Le cycle des vies

À chaque fin d’année scolaire, c’était le même rituel. On rangeait les cartables pesants dans un coin, ivre de liberté. On oubliait les devoirs et les aiguilles de la pendule qui frémissaient à chaque minute pour ne penser qu’à jouer sous le soleil qui jetait ses rayons dans le reflet des tignasses.

Le bruit de l’eau glacée qui sautait sous l’impulsion du courant les attirait. Ils s’asseyaient au bord avec précaution et mangeaient le goûter en trempant leurs pieds nus dans le ruisseau qu’ils ressortaient vite en poussant de petits cris et des rires étouffés par les bouchées. Les cheveux tombaient dans les yeux. La vie courait en eux, pleine de promesse et d’impatience. Ils jetaient les mains en avant, près à empoigner leur avenir.

Puis l’été s’éteignait. Les enfants cueillaient les derniers bouquets de fleurs sauvages aux multiples couleurs et aux tiges trop longues ou trop courtes et qui blessaient parfois les doigts. Ils les tendaient avec fierté aux adultes qui cherchaient le vase qui pourrait contenir l’encombrant cadeau et pourtant si touchant. Les nuits devenaient moins brûlantes et le sommeil revenait doucement. Les courses dans les herbes hautes piquaient encore les jambes nues qu’elles zébraient de marques rouges.

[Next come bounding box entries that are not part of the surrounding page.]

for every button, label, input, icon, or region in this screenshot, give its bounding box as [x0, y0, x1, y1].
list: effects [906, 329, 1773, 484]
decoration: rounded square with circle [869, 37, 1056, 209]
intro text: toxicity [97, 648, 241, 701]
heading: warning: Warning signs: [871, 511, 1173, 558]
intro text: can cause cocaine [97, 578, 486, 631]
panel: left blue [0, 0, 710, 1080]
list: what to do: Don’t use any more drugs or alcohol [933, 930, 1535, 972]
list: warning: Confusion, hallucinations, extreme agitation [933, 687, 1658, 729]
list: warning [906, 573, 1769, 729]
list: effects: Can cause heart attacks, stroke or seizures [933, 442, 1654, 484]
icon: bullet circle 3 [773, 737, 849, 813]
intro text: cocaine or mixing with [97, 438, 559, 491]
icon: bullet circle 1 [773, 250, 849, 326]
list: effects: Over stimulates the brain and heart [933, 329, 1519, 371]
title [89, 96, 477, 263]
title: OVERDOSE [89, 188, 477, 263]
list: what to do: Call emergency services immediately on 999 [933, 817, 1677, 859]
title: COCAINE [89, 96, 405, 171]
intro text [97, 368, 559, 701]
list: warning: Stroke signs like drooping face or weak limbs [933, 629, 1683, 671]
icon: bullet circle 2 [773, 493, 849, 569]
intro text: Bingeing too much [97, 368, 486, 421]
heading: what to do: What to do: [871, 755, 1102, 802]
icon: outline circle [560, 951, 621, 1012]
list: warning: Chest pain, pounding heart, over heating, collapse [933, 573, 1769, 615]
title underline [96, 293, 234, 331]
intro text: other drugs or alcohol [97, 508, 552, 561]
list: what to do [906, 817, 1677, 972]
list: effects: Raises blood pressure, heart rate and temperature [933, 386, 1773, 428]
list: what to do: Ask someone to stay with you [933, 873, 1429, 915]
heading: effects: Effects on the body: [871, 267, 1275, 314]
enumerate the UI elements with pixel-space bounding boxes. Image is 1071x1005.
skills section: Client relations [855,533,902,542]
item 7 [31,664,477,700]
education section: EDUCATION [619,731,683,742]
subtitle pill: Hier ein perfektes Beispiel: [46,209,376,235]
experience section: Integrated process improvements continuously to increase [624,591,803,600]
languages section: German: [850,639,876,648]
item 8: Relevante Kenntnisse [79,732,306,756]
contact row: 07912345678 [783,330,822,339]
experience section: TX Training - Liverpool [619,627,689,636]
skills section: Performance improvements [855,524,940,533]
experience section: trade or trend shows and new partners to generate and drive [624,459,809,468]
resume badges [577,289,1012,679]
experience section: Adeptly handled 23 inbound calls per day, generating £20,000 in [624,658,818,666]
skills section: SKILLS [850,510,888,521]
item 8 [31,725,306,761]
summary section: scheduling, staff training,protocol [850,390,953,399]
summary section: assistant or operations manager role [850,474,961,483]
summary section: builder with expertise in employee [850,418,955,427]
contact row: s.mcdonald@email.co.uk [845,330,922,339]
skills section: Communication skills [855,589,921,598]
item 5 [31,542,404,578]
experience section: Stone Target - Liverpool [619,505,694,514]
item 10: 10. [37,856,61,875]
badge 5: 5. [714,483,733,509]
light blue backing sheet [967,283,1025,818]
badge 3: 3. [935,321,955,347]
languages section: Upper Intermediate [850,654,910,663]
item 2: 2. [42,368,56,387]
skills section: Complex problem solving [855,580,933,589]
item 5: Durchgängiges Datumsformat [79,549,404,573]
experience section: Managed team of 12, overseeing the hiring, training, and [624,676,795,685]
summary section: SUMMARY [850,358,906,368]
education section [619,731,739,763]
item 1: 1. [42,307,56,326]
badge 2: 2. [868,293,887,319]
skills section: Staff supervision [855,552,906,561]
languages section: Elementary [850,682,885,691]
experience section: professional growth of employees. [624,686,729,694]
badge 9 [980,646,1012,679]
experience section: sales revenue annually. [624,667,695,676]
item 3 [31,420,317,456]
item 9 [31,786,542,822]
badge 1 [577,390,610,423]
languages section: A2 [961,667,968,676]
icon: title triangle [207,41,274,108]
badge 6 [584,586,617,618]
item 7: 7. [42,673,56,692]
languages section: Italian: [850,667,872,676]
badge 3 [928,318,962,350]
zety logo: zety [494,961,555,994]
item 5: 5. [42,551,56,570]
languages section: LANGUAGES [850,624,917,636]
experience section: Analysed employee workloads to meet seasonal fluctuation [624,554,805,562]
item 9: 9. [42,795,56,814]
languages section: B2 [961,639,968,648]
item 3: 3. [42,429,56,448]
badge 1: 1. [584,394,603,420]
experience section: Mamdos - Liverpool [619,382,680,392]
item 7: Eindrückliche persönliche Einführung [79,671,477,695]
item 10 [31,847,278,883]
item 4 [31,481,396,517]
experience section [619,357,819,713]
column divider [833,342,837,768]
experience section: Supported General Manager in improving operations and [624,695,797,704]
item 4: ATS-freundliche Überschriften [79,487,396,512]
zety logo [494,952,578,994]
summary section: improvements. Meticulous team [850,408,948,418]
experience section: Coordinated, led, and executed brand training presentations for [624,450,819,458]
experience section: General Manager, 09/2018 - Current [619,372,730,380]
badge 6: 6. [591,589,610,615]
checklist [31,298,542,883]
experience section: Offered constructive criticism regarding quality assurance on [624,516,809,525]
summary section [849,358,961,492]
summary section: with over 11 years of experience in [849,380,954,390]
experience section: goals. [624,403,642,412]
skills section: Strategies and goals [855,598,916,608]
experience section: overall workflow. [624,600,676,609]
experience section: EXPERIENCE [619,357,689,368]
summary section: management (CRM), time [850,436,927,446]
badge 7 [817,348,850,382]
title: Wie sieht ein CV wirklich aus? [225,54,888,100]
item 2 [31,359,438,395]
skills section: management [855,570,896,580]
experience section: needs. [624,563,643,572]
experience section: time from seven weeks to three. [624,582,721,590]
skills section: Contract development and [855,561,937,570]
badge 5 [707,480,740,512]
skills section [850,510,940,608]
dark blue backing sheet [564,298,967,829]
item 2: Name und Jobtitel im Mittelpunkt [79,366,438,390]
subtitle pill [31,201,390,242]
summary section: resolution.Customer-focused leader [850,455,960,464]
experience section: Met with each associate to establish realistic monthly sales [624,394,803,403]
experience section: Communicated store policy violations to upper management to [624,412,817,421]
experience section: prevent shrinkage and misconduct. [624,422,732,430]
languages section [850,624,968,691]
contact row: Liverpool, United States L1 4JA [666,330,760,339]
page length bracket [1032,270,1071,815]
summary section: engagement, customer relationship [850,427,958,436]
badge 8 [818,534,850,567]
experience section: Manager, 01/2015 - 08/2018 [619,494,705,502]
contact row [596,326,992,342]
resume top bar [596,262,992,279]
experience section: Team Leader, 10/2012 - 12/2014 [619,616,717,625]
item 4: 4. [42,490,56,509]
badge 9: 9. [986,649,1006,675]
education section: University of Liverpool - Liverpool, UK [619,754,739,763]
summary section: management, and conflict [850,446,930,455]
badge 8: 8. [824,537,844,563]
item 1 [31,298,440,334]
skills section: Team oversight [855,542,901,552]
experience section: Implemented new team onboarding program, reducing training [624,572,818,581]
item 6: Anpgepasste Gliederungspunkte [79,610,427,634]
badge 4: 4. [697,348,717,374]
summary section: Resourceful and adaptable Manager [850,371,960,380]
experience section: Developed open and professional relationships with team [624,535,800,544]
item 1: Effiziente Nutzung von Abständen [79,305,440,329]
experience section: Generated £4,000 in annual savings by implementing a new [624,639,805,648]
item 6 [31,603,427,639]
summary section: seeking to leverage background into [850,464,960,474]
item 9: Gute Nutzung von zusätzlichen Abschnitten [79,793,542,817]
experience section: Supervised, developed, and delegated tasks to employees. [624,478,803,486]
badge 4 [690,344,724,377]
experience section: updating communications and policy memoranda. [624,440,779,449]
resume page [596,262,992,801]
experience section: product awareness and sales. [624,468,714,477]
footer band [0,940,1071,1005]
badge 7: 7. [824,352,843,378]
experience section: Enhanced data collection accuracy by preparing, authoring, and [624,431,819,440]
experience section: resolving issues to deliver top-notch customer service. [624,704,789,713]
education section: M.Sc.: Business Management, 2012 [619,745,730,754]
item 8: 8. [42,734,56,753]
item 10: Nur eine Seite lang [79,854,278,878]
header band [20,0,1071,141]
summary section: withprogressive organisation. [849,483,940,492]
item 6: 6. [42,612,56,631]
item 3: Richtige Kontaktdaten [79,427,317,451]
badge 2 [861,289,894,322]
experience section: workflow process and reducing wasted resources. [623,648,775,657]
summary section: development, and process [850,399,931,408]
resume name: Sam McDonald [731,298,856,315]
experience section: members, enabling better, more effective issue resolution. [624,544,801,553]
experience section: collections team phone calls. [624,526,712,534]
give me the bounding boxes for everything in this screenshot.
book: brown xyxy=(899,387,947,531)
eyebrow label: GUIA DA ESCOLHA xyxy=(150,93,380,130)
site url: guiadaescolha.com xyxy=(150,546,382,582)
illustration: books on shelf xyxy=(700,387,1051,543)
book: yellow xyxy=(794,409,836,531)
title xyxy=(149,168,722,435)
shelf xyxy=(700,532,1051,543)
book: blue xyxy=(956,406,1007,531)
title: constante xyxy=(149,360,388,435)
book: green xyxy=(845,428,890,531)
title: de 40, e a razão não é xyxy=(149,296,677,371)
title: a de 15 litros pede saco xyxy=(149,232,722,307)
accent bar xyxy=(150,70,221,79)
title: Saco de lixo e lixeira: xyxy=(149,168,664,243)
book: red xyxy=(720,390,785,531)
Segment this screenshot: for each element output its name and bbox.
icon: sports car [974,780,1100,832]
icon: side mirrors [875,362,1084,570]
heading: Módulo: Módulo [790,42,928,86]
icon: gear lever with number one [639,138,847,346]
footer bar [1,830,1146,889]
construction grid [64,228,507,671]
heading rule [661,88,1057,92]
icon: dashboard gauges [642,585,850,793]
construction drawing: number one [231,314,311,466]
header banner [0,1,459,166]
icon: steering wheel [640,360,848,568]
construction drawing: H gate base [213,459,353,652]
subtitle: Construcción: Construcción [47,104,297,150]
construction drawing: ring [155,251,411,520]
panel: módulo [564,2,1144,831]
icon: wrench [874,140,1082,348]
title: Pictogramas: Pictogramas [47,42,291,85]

Les années s’écoulaient au rythme des saisons et des bougies soufflées chaque année sur les gâteaux d’anniversaire. Les parfums de l’été se dissipaient au fur et à mesure que les centimètres les faisaient prendre de la hauteur. Les fleurs des champs formaient des tapis mouchetés et finissaient par se faner de solitude à chaque fin de saison. L’eau sauvage ne chantait plus assez fort pour être entendue.

Les cœurs battaient pour d’autres horizons, d’autres désirs et d’autres histoires à écrire. Les souvenirs de vacances se réinventaient sous d’autres cieux, avec d’autres couleurs et d’autres voix. La vie coulait en eux avec ses chagrins et ses espoirs.